OREANDA-NEWS. August 10, 2017. IBM claiming it has developed technology that dramatically cuts the time it takes to crunch massive amounts of data and then come up with useful insights.

Deep learning, the technique used by IBM (ibm), is a subset of artificial intelligence (AI) that mimics how the human brain works. It's a huge focus for companies like Microsoft (msft), Facebook (fb), Amazon (amzn), Google (googl), and IBM.

IBM's stated goal is to reduce the time it takes for deep learning systems to digest data from days to hours. The improvements could help radiologists get faster, more accurate reads of anomalies and masses on medical images, according to Hillery Hunter, an IBM Fellow and director of systems acceleration and memory at IBM Research.

Until now, deep learning has largely run on single server because of the complexity of moving huge amounts of data between different computers. The problem is in keeping data synchronized between lots of different servers and processors

In its announcement early Tuesday, IBM (ibm) says it has come up with software that can divvy those tasks among 64 servers running up to 256 processors total, and still reap huge benefits in speed. The company is making that technology available to customers using IBM Power System servers who want to test it.

IBM used 64 of its own Power 8 servers—each of which links IBM Power microprocessors with Nvidia graphical processors with a fast NVLink interconnection to facilitate fast data flow between the two types of chips..

Atop that, IBM came up with what techies call clustering technology that manages all those moving parts. Clustering technology acts as a traffic cop between multiple processors in a given server as well as to the processors in the other 63 servers.

Get Data Sheet, Fortune’s technology newsletter.

If that traffic management is done incorrectly, some processors sit idle, waiting for something to do. Each processor has its own data set that it knows, also needs data from the other processors to get the bigger picture. If the processors get out of sync they can't learn anything, Hunter tells Fortune. "The idea is to change the rate of how fast you can train a deep learning model and really boost that productivity."

Expanding deep learning from a single eight-processor server to 64 servers with eight processors each can boost performance some 50 to 60 times, she notes.

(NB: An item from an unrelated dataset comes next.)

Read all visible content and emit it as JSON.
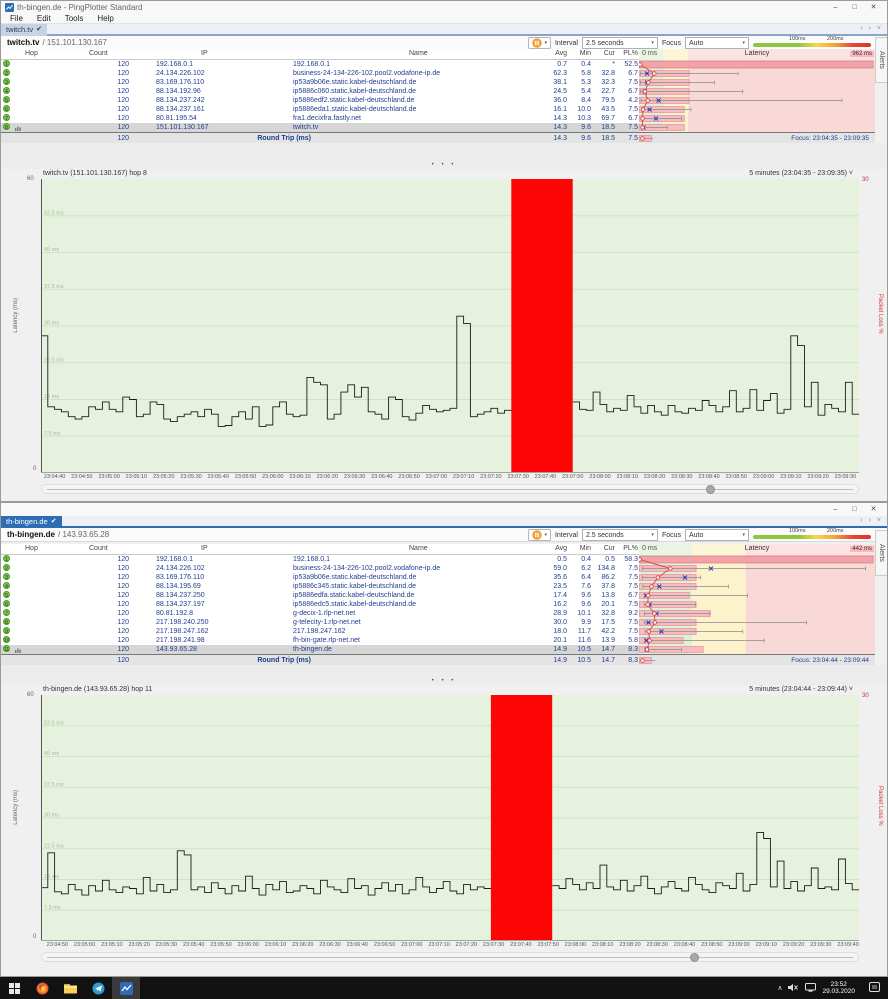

Analyst Charles King, founder of Pund-IT, is impressed with what he's hearing about IBM's project, saying that the company has found a way to "scale up" systems so that adding extra processors improves performance.

For example, 100% scaling means that for every processor added to a given system, that system would get 100% performance improvement. In reality, such gains never happen because of complex management issues and connectivity problems.

But IBM claims its system achieved 95% scaling efficiency across 256 processors using something called the Caffe deep learning framework created at the University of California at Berkeley. The previous record was held by Facebook AI research, which achieved 89% scaling.

IBM's latest 95% rating seems almost too good to be true, noted Patrick Moorhead, president and founder of Moor Insights & Strategy, an Austin, Tex.-based research firm.

In terms of image recognition, the IBM system (using a variation of the Caffe framework) claimed a 33.8% accuracy rate working with 7.5 million images over seven hours, IBM said. The previous record, set by Microsoft, was 29.8% accuracy, and that effort took 10 days.